Learn How to Show Agile Leadership by Getting Curious

Questions are the answer.

Moving from being a manager to being a leader is crucial in today’s Agile environment. The success of our Agile teams depends on it. I have written about the need for Agile Leaders and the values of an Agile Leader before. But today, I have a specific scenario to dive into.

Recently, I heard this statement by a manager:

“It would be so much easier if I could tell the team what to do and how to do it.”

— Manager in an Agile Transformation

This is a typical reaction to the difficulty in supporting self-organizing behavior. While it seems appealing and less risky to direct a team on their every move, it is not. If you treat your team like robots, you will get robots. And this does not enable Agility.

When you, the manager, are in the decision-making hot seat, your team will be less effective. Every decision you make saps self-organizing behavior from the team.

When you own all decisions, the weight is on your shoulders alone.
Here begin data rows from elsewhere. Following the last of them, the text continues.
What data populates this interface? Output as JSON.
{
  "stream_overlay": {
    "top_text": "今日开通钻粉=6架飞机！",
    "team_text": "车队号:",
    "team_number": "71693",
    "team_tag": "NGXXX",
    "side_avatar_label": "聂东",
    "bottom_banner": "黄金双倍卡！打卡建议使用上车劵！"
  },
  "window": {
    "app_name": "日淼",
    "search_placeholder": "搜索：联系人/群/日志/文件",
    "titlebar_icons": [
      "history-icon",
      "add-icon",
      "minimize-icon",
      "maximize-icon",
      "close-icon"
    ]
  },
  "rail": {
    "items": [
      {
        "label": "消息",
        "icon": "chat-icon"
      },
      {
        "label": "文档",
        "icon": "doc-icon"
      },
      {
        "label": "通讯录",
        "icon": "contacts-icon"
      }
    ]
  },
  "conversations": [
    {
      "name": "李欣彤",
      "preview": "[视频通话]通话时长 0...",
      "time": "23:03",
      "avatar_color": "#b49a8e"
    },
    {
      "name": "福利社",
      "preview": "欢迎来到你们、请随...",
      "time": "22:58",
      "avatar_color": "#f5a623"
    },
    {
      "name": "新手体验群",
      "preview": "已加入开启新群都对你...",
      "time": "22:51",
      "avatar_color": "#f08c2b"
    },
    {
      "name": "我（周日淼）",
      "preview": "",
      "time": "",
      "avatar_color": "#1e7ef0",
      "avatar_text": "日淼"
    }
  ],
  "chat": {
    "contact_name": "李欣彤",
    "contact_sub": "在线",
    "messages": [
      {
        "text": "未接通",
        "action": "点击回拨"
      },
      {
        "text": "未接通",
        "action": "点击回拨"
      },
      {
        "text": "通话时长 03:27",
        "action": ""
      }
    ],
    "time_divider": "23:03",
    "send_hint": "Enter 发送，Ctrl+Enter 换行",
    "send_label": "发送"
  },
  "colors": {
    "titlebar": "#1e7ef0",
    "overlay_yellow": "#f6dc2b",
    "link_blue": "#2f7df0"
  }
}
And you will not always be there with the team when they need a decision to be made. This can lead to a bottleneck.

Build projects around motivated individuals. Give them the environment and support they need, and trust them to get the job done.

— The Fifth Principle of The Agile Manifesto

The self-organizing team is a risk-reducing mechanism for decision-making. Agile Leaders recognize that many minds contributing to decision-making beats one mind.

Your team is the best equipped to make the right decision. They are closest to the problem. And the root cause is obvious to them.

Your team members are intelligent professionals. You hired them. So now it is time to trust them and enable them to spread their wings.

Let’s investigate how getting curious can help you do this.

Getting Curious

Ask questions rather than giving answers. This is one of the best ways to build problem-solving skills and show team trust.

“We learn more by looking for the answer to a question and not finding it than we do from learning the answer itself.”

— Lloyd Alexander

When your team member asks you for a decision, ask critical questions. This will generate a collaborative problem-solving moment. It helps your team think through the problem. And their confidence increases. They realize they have the information and ability to make the decision.

A consistent application of this technique will allow your team to take ownership. And it will create coaching moments between you and your team.

Below are some guidelines on how to do this for common decisions presented to the managers I coach.

Figure A–How to Show Curiosity to Build Team Ownership

The responses that show your curiosity and support will build your team’s problem-solving confidence. If you ask questions, you allow the team to take ownership.

But if you tell the team what to do, who has the accountability? You do. And the next time the team has a similar issue, they will not try to solve it. They will run to you for the answer. This is not the behavior you need from your team.

“It is not the answer that enlightens, but the question.”

— Eugene Ionesco

Your team will be stronger if you are patient and collaborate with them on the given problem. Allow them to solve the problem. Accept this process takes longer. The investment in your people is worth it.

Now is time to trust your team and allow them to take ownership. Ownership must be taken and not given. It is up to you to provide the environment and support necessary for them to take it.